Establishment of physical environment in solid state fermentation for the production of glucoamylase using Box-Behnken design

Abstract

Aims: Glucoamylase is an industrially important enzyme and is second to the proteases in worldwide distribution and sales among industrial enzymes. The aim of this study was to maximize its production from a GRAS strain Aspergillus oryzae IIB-6 using cheap medium by solid state fermentation. Methodology and results: Different carbon and nitrogen sources were evaluated as an additional supplement to wheat bran. The response surface methodology (RSM) was employed for optimization of most important physical parameters viz., pH, temperature and inoculum density as their monitoring is very difficult because of the solid nature of the substrate. Box-Behnken factorial design based on three levels and three variables was employed to obtain optimal combination of three independent variables. Maltose and peptone were found to be the best additional carbon and nitrogen sources. The optimal conditions for pH, temperature and inoculum size were 5.29, 36.2 °C and 17.7% (v/w), respectively as prescribed by second-order polynomial quadratic model.
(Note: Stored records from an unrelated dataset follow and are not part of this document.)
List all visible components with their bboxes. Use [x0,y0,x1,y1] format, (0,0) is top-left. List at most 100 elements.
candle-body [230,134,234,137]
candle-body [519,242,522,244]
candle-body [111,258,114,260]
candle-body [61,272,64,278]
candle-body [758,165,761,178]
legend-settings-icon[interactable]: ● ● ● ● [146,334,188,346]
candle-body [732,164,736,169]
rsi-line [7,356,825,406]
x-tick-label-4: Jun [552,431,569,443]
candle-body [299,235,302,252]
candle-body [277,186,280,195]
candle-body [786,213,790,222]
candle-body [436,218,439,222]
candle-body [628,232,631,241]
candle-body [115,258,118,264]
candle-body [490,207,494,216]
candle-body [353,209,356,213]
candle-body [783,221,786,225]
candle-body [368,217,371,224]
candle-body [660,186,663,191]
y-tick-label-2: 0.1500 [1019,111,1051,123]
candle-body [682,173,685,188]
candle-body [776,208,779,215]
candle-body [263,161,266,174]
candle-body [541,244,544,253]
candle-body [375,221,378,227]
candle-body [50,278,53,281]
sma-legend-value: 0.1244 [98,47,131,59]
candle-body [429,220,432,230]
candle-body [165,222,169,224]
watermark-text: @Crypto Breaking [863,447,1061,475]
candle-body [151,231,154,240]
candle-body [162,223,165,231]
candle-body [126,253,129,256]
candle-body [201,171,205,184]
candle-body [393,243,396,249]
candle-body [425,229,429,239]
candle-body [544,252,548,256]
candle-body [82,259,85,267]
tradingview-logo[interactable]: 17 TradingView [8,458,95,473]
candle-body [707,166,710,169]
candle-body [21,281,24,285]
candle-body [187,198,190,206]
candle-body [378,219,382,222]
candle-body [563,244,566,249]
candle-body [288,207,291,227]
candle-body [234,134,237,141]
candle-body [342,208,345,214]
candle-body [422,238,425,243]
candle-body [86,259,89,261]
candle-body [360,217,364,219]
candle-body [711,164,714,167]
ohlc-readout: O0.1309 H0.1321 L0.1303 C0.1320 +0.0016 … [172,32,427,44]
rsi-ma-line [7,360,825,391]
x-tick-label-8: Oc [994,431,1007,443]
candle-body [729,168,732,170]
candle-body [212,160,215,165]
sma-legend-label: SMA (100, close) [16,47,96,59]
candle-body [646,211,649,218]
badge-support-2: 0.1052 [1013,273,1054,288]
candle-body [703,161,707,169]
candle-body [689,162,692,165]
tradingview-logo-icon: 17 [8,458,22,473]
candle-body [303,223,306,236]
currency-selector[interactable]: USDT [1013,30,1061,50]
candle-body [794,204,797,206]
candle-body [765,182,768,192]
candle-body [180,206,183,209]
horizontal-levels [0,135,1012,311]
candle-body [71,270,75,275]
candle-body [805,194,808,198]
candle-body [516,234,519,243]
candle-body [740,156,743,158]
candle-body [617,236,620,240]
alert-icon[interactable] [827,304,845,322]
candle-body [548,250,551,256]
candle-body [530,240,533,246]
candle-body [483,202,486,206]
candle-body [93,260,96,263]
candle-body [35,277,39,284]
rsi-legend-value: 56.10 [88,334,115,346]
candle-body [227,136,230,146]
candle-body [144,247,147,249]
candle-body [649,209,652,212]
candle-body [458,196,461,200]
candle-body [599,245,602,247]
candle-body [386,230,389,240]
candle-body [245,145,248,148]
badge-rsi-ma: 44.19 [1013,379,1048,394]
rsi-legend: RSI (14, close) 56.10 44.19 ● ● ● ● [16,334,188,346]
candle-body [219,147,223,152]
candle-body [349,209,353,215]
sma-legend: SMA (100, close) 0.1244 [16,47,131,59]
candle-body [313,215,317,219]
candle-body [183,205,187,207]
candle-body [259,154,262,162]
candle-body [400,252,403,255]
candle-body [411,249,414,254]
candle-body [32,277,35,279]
Under optimized conditions, the experimental value of enzyme activity was 7750.02 U/gds, which is very close to 7713.04 U/gds predicted by the model. R 2 was 99.99% which indicates a good agreement between experimental and predicted values. Conclusion, significance and impact of study: The analysis of variance showed that p-values of the coefficients for linear effects and square effects of all the variables were <0.0001, suggesting these variables are highly significant for the enzyme production. Overall 23.01% increase in enzyme production was achieved by RSM optimization which can be proposed for food and pharmaceutical industries.